Your healthcare provider may also order an electroencephalogram. This involves placing painless electrodes onto your scalp to measure the brain's electrical activity.
You may need other tests to search for possible causes, such as:
Lumbar puncture (spinal tap) to look for signs of infection
CT or MRI scan to see problems in the brain
The healthcare provider will want to end the seizure as quickly as possible and treat any underlying problems that are causing it. You may need:
An IV (intravenous) line
Glucose (sugar) if low blood sugar may be causing the seizure
Healthcare providers may also use anti-seizure medicines to treat the problem, such as:
These medicines are given through an IV or an injection into a muscle.
Complications depend on the underlying cause. They can range from no problems to death. If the cause, such as poor epilepsy control, can be fixed, there may be no problems. If the cause is a stroke or brain injury, a person may suffer physical disability to even death.
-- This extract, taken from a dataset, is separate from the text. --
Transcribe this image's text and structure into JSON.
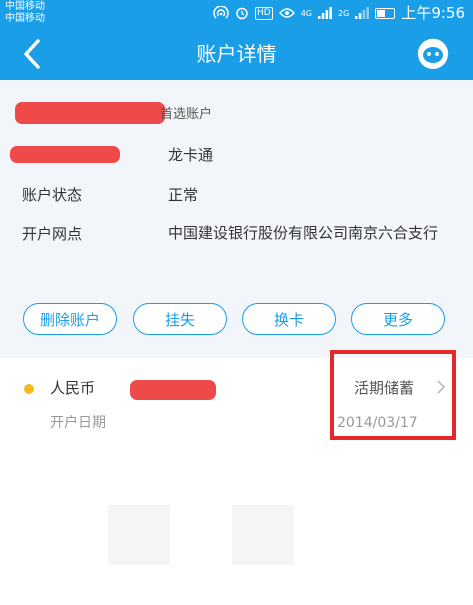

If you have epilepsy, taking your medicines as directed may help you avoid this problem. If you’ve had status epilepticus, you may need to begin taking seizure medicines or change the seizure medicines you’re already taking. Keep a seizure log. Contact your provider if your seizures change in how often they happen, how long they last, or the type you’re having.
You may also be able to prevent this health problem by:
Not abusing alcohol
Controlling your blood sugar
Stopping medicines only with medical support
Status epilepticus has many causes. Some can be prevented, such as low blood sugar or alcohol and drug abuse.
People who have epilepsy must take their medicine as told.
A seizure that lasts more than 5 minutes, or having more than 1 within a 5-minute period is an emergency. Call 911.
Tips to help you get the most from a visit to your healthcare provider:
Know the reason for your visit and what you want to happen.
Before your visit, write down questions you want answered.
Bring someone with you to help you ask questions and remember what your provider tells you.
At the visit, write down the name of a new diagnosis, and any new medicines, treatments, or tests. Also write down any new instructions your provider gives you.
Know why a new medicine or treatment is prescribed, and how it will help you. Also know what the side effects are.
Ask if your condition can be treated in other ways.
Know why a test or procedure is recommended and what the results could mean.
Know what to expect if you do not take the medicine or have the test or procedure.
If you have a follow-up appointment, write down the date, time, and purpose for that visit.
Know how you can contact your provider if you have questions.